Saturday 8 April 2017

Right, Left and Centre: The Politics of Some Canadians. Chapter 29, Part Two: the Jihadi That Never was by Dave Jaffe.

    The Jihadi That Never Was: Part Two.


    Khalid tuned into the chat line that he'd found on the Internet. He grew his brown beard longer and started to wear a long robe.He joined  a local mosque where people had scrawled things on the outside walls like "A Bas Les Arabes" or "Down With Arabs." He prayed to Allah five times a day. The mosque didn't support Salafi Islam but it kept Khalid in touch with Islamic precepts or rules.
     The world one day said the Salafis would be ruled according to Sharia law. All Jews and Christians can be killed. Also on the targets of jihadis were Shiites and Sunni Moslems who co-operated with western countries. The black flag of Islam would fly everywhere. All wars would end and injustice would vanish. Of course some people would have to be killed especially those who stood in the way of what the Salafis called 'The Project' or the victory of Salafi Islam. This creed in some ways resembles so many utopian projects of the past. "Innumerable millions of human beings were killed in the 20th century in the name of utopia," wrote the Polish essayist and poet Czeslaw Milosz. Milosz lived for a time in communist ruled Poland and his book 'The Captive Mind' is an invaluable guide to what communist rule was like. Communism too tried to establish a utopia but in the end millions died under communist rule.
      "The Christians hate us too," Moslems on the chat line told Khalid. Khalid didn't check with others to find out whether this was true. Yet he did notice that when he wore a long robe and grew his beard longer, some people seemed to bump into him on purpose, while others swore at him in the street.
    Soon the people on the chat line asked Khalid whether he thought of going to Syria to fight the Assad regime.
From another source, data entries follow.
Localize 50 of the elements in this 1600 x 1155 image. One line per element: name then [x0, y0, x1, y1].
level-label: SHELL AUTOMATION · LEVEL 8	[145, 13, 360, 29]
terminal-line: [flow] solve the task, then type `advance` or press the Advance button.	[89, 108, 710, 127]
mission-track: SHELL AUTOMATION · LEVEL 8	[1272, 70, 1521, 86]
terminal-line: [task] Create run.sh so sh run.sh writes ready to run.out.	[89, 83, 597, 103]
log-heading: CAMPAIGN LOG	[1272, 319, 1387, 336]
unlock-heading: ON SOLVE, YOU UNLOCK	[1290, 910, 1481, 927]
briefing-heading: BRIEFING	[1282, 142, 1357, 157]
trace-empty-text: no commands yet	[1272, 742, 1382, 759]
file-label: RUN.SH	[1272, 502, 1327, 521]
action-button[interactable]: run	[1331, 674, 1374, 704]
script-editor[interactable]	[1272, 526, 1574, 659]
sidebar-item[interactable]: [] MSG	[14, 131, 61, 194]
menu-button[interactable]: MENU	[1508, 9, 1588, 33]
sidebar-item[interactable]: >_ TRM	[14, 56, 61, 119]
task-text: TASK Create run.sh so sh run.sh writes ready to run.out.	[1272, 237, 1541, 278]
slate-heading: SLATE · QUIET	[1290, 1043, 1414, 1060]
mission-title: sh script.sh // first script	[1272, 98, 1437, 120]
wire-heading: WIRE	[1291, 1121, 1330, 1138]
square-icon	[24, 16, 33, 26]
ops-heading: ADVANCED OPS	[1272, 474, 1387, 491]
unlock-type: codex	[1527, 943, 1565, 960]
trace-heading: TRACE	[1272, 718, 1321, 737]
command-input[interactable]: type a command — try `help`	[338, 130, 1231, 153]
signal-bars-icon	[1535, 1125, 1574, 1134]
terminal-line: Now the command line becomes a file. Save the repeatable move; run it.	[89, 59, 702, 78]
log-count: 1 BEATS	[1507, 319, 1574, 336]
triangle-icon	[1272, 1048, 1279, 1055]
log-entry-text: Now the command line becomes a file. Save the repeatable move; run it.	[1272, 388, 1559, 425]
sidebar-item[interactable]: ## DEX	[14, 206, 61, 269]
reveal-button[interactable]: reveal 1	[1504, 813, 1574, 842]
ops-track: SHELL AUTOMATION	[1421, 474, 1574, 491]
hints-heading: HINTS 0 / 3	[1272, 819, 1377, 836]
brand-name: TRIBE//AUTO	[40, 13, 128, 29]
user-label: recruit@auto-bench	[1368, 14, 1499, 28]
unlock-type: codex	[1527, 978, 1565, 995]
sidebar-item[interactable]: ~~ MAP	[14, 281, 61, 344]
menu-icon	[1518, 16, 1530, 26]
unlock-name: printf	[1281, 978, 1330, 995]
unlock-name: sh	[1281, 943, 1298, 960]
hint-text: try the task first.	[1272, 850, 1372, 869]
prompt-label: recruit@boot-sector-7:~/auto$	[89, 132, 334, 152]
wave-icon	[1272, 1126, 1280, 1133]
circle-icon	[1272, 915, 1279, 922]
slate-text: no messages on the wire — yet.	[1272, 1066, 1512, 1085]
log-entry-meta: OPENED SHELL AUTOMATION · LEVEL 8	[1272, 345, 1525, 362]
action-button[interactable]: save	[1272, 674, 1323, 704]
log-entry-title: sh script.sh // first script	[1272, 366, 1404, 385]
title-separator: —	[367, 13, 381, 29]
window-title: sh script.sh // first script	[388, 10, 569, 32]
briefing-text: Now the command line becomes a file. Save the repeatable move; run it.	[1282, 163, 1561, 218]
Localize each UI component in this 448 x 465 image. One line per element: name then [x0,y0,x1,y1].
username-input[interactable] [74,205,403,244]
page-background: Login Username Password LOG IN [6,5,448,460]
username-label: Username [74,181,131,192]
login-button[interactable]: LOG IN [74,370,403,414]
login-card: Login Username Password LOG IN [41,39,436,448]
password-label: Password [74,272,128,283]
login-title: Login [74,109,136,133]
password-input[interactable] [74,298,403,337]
Khalid started to wonder whether he should go there. He learned that in that country young jihadis and others were trying to overthrow the government of Bashir al-Assad. Of course the odds of coming back alive from such a project weren't too high. For Assad's government is backed by Russian and Iranian troops. Assad and his allies have wiped out hundreds of jihadis.
      So though Khalid admitted that he wanted to go to Syria, he never did get there. He knew or learned that many young warriors for Islam or the Salafi brand of Islam had died there. "It would have been dangerous for me," he notes. Yet though Khalid never did get to Syria, he was visited at his parents' home by the R.C.M.P. He says now that he's under constant R.C.M.P. surveillance and he can't rravel more than 10 kilometres from his parents' house without notifying the police. This may or may not be true. For this writer met Khalid in Vancouver which is a long way from Montreal. So maybe he did tell the police he was going to take a trip across Canada. Or maybe he wasn't under surveillance at all.
     In any case all over the world there are millions of young men who like Khalid are jobless and poor. Some of them find their destiny or future in crime or war. Khalid was lucky. He's still alive. Yet his future remains doubtful for he has no money and no job. Still, as he says, "I won't be violent that's for sure." He remains a Moslem but not a violent one.